One 57-year-old Philippine woman said that she was fined HK$5,000 after lowering her mask for “five seconds” to take a telephone call.
“My friend’s employer got out a taxi and the police saw her mask on her chin, but no penalty,” the worker said. “For me, it is discrimination, because we are domestic helpers.”
She asked to remain anonymous because she was afraid to get in trouble with the police.
“Police will act on the basis of any actual circumstances in accordance with the law,” a police spokeswoman said.
Helpers work in about 10 percent of Hong Kong households. Mostly from the Philippines and Indonesia, the 340,000-member workforce is an often-overlooked, but critical part of Hong Kong’s US$345 billion economy, providing live-in child care, and cooking and cleaning services for as little as HK$4,630 per month.
However, they do not enjoy the rights or privileges of other long-time foreign workers in the territory. Unlike professional expatriates, helpers are never eligible for “permanent resident” status.
They depend on their employers not only for shelter and wages, but also for their visas; if they lose their job, they have two weeks to find another before they must leave.
As Hong Kong records more COVID-19 cases, domestic workers are facing not only the looming threat of getting sick, but also severe financial anxiety, said Johannie Tong (唐曉昕), a community relations officer at Mission For Migrant Workers.
“It’s very unfortunate that the [Hong Kong] government hasn’t really commented or given guidelines on how migrant workers should be treated during this COVID crisis,” Tong said. “That’s left to the employers to decide.”
Reports of families being separated by Hong Kong’s strict policies on COVID-19 isolation and hospitalization have made households especially cautious, and at the same time, facilities are overrun, so authorities are telling people with mild infections to quarantine at home.
One 31-year-old helper said her employer refused to let her quarantine at home, adding that she could only return after posting three negative test results.

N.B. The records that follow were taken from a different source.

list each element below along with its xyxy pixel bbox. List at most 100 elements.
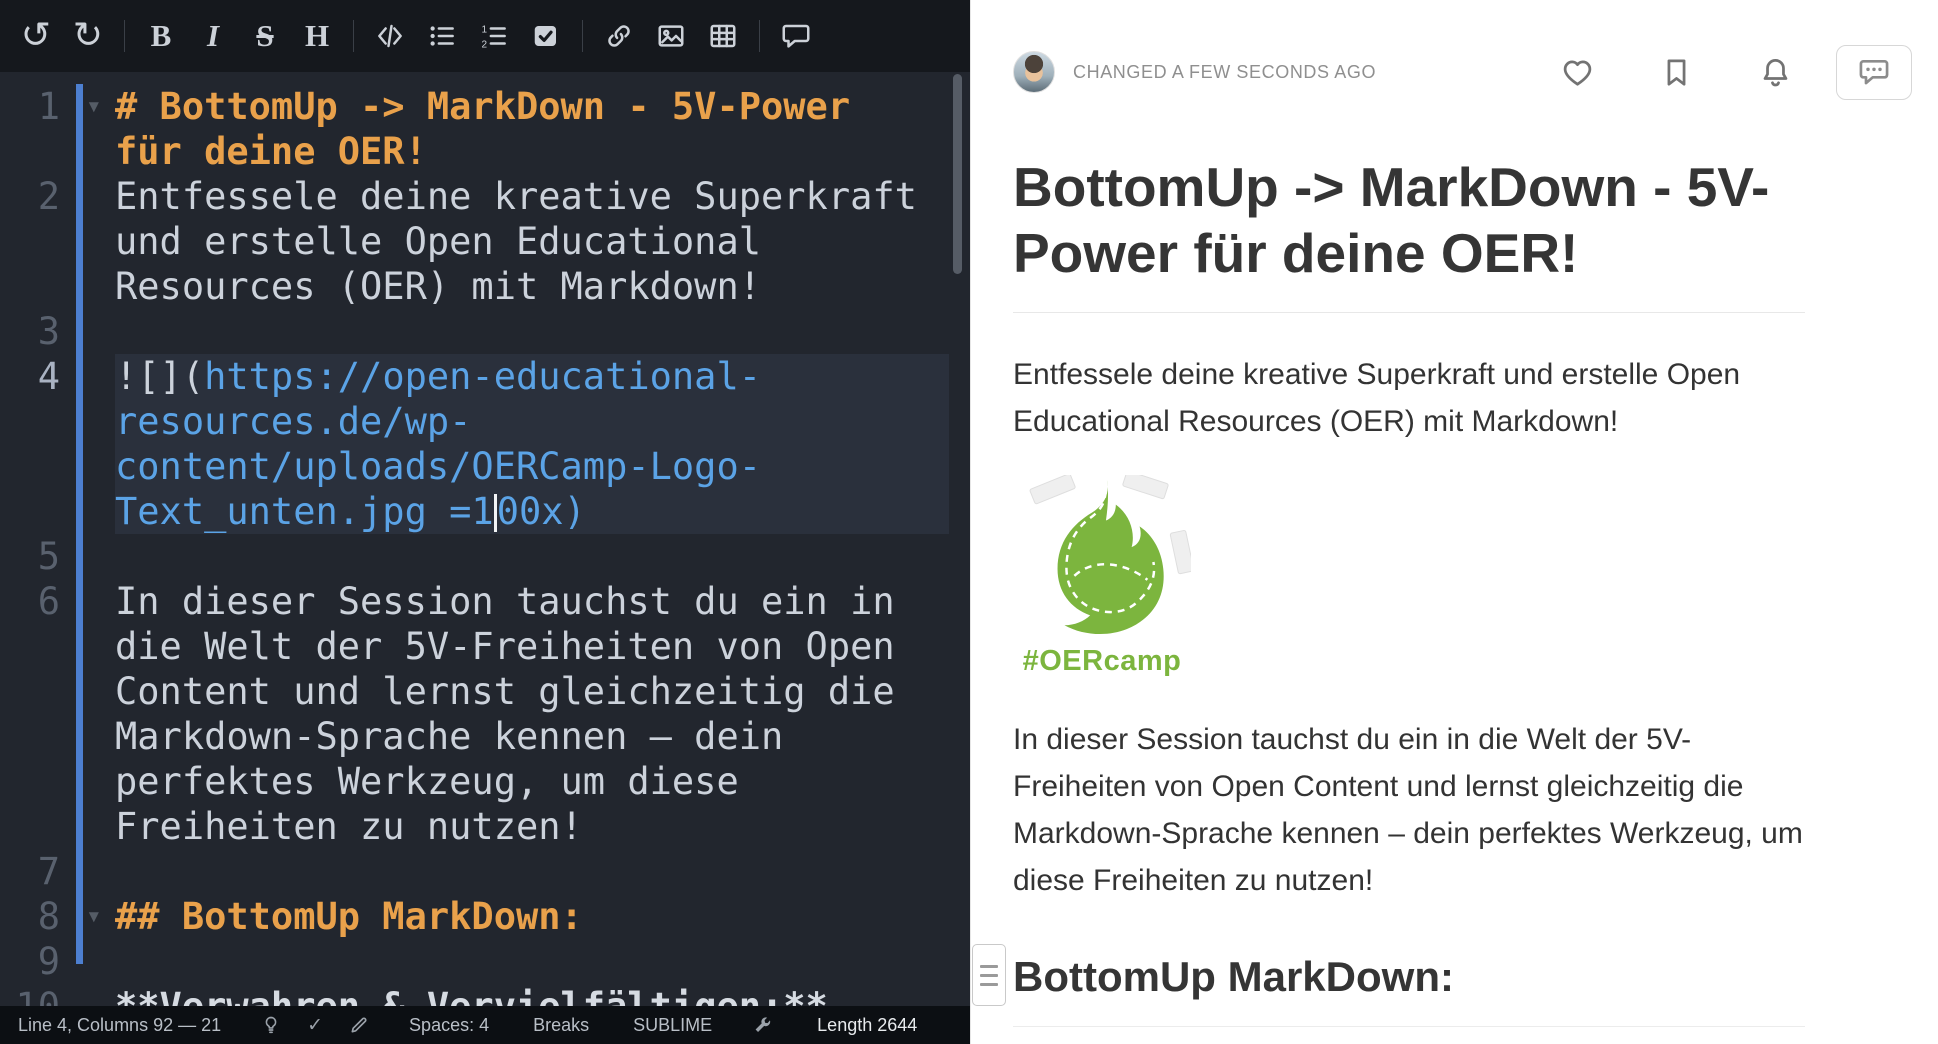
editor-scrollbar[interactable] — [953, 74, 962, 274]
editor-line[interactable]: 7 — [0, 849, 970, 894]
strikethrough-button[interactable]: S — [239, 10, 291, 62]
tape-strip — [1122, 475, 1168, 499]
editor-statusbar: Line 4, Columns 92 — 21 ✓ Spaces: 4 Brea… — [0, 1006, 970, 1044]
editor-line-text — [115, 939, 949, 984]
redo-button[interactable]: ↻ — [62, 10, 114, 62]
editor-line-text — [115, 849, 949, 894]
editor-line-text: Entfessele deine kreative Superkraft und… — [115, 174, 949, 309]
comment-button[interactable] — [770, 10, 822, 62]
spellcheck-icon[interactable]: ✓ — [307, 1014, 323, 1036]
strikethrough-icon: S — [256, 18, 273, 54]
editor-toolbar: ↺ ↻ B I S H 12 — [0, 0, 970, 72]
undo-button[interactable]: ↺ — [10, 10, 62, 62]
editor-line[interactable]: 6In dieser Session tauchst du ein in die… — [0, 579, 970, 849]
document-title: BottomUp -> MarkDown - 5V-Power für dein… — [1013, 154, 1805, 313]
toolbar-separator — [124, 20, 125, 52]
line-number: 4 — [0, 354, 74, 534]
text-segment: ![]( — [115, 355, 204, 398]
keymap-setting[interactable]: SUBLIME — [633, 1015, 712, 1036]
grip-line — [980, 983, 998, 986]
section-heading: BottomUp MarkDown: — [1013, 952, 1805, 1027]
line-number: 8 — [0, 894, 74, 939]
redo-icon: ↻ — [73, 18, 103, 54]
line-number: 7 — [0, 849, 74, 894]
bookmark-button[interactable] — [1660, 56, 1693, 89]
numbered-list-icon: 12 — [479, 21, 509, 51]
editor-line[interactable]: 2 Entfessele deine kreative Superkraft un… — [0, 174, 970, 309]
split-drag-handle[interactable] — [972, 944, 1006, 1006]
notifications-button[interactable] — [1759, 56, 1792, 89]
link-button[interactable] — [593, 10, 645, 62]
editor-settings-button[interactable] — [752, 1015, 773, 1036]
editor-line-text: **Verwahren & Vervielfältigen:** — [115, 984, 949, 1006]
wrench-icon — [752, 1015, 773, 1036]
italic-icon: I — [207, 18, 219, 54]
editor-line-text — [115, 309, 949, 354]
numbered-list-button[interactable]: 12 — [468, 10, 520, 62]
editor-pane: ↺ ↻ B I S H 12 — [0, 0, 970, 1044]
like-button[interactable] — [1561, 56, 1594, 89]
document-length: Length 2644 — [817, 1015, 917, 1036]
heart-icon — [1561, 56, 1594, 89]
text-segment: # BottomUp -> MarkDown - 5V-Power für de… — [115, 85, 872, 173]
breaks-setting[interactable]: Breaks — [533, 1015, 589, 1036]
author-avatar[interactable] — [1013, 51, 1055, 93]
text-segment: In dieser Session tauchst du ein in die … — [115, 580, 917, 848]
italic-button[interactable]: I — [187, 10, 239, 62]
image-icon — [656, 21, 686, 51]
text-segment: https://open-educational-resources.de/wp… — [115, 355, 761, 533]
editor-line-text: # BottomUp -> MarkDown - 5V-Power für de… — [115, 84, 949, 174]
editor-line[interactable]: 3 — [0, 309, 970, 354]
bell-icon — [1759, 56, 1792, 89]
tape-strip — [1029, 475, 1075, 504]
checklist-button[interactable] — [520, 10, 572, 62]
line-number: 3 — [0, 309, 74, 354]
code-editor[interactable]: 1▾# BottomUp -> MarkDown - 5V-Power für … — [0, 72, 970, 1006]
code-icon — [375, 21, 405, 51]
indentation-setting[interactable]: Spaces: 4 — [409, 1015, 489, 1036]
svg-text:1: 1 — [482, 24, 488, 35]
editor-line[interactable]: 4 ![](https://open-educational-resources.… — [0, 354, 970, 534]
oercamp-logo-caption: #OERcamp — [1013, 645, 1191, 678]
open-comments-button[interactable] — [1836, 45, 1912, 100]
editor-lines: 1▾# BottomUp -> MarkDown - 5V-Power für … — [0, 72, 970, 1006]
bullet-list-button[interactable] — [416, 10, 468, 62]
oercamp-flame-graphic: ✂ — [1013, 475, 1191, 643]
editor-line[interactable]: 1▾# BottomUp -> MarkDown - 5V-Power für … — [0, 84, 970, 174]
line-number: 5 — [0, 534, 74, 579]
bold-button[interactable]: B — [135, 10, 187, 62]
fold-arrow-icon[interactable]: ▾ — [86, 84, 102, 129]
editor-line[interactable]: 10**Verwahren & Vervielfältigen:** — [0, 984, 970, 1006]
last-changed-label: CHANGED A FEW SECONDS AGO — [1073, 62, 1376, 83]
note-meta-bar: CHANGED A FEW SECONDS AGO — [1013, 44, 1912, 100]
table-button[interactable] — [697, 10, 749, 62]
heading-button[interactable]: H — [291, 10, 343, 62]
table-icon — [708, 21, 738, 51]
text-segment: Entfessele deine kreative Superkraft und… — [115, 175, 939, 308]
session-paragraph: In dieser Session tauchst du ein in die … — [1013, 716, 1805, 904]
pencil-icon[interactable] — [349, 1015, 369, 1035]
bold-icon: B — [151, 18, 172, 54]
bullet-list-icon — [427, 21, 457, 51]
grip-line — [980, 965, 998, 968]
editor-line[interactable]: 5 — [0, 534, 970, 579]
link-icon — [604, 21, 634, 51]
text-segment: ## BottomUp MarkDown: — [115, 895, 583, 938]
text-segment: **Verwahren & Vervielfältigen:** — [115, 985, 828, 1006]
bookmark-icon — [1660, 56, 1693, 89]
cursor-position: Line 4, Columns 92 — 21 — [18, 1015, 221, 1036]
editor-line[interactable]: 9 — [0, 939, 970, 984]
code-button[interactable] — [364, 10, 416, 62]
image-button[interactable] — [645, 10, 697, 62]
line-number: 2 — [0, 174, 74, 309]
comment-icon — [781, 21, 811, 51]
editor-line-text: In dieser Session tauchst du ein in die … — [115, 579, 949, 849]
fold-arrow-icon[interactable]: ▾ — [86, 894, 102, 939]
night-mode-icon[interactable] — [261, 1015, 281, 1035]
editor-line[interactable]: 8 ▾ ## BottomUp MarkDown: — [0, 894, 970, 939]
undo-icon: ↺ — [21, 18, 51, 54]
authorship-stripe — [76, 84, 83, 964]
checklist-icon — [531, 21, 561, 51]
intro-paragraph: Entfessele deine kreative Superkraft und… — [1013, 351, 1805, 445]
rendered-document: BottomUp -> MarkDown - 5V-Power für dein… — [1013, 154, 1805, 1027]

Without food or warm clothes, she spent a 10°C night camped outside a hospital before being moved to a shelter.
According to Hong Kong law, firing a helper for being sick could lead to prosecution and a fine of up to HK$100,000.
HELP for Domestic Workers executive director Manisha Wijesinghe said that her organization raised more than HK$1.2 million within a week to support COVID-19-positive helpers who had been evicted by employers, as well as to fly workers to their home countries and help others access counseling.
“There is definitely an element of human rights issues, but this is not isolated to COVID-19,” Wijesinghe said. “COVID-19 has really thrust these issues into the spotlight.”
The government has expressed alarm over helpers’ regular Sunday gatherings, when they gather in parks and on sidewalks to spend their days off with friends.
“Ask your helpers to stay home,” Hong Kong Chief Executive Carrie Lam (林鄭月娥) said in a Feb. 18 news conference. “We will not show mercy anymore.”
That extended to a crowdfunding effort that sprung up to assist helpers facing steep fines.
A campaign had raised US$107,000 before government officials said that the effort might be breaking the law.
“You may have good intentions, but we can’t rule out that you are maliciously obstructing our whole anti-epidemic effort,” Hong Kong Secretary for Labor and Welfare Law Chi-kwong (羅致光) told Commercial Radio on Feb. 20.
“You are helping a big group of foreign domestic workers to congregate,” Law added.
For the 57-year-old woman who was fined for lowering her mask, it is the legal requirement to live with employers that made her vulnerable to the harsh COVID-19-related penalties.
“We are in our employer’s house for six days a week,” she said. “Then, as soon as the police can see us chatting with each other, they hand out a fine.”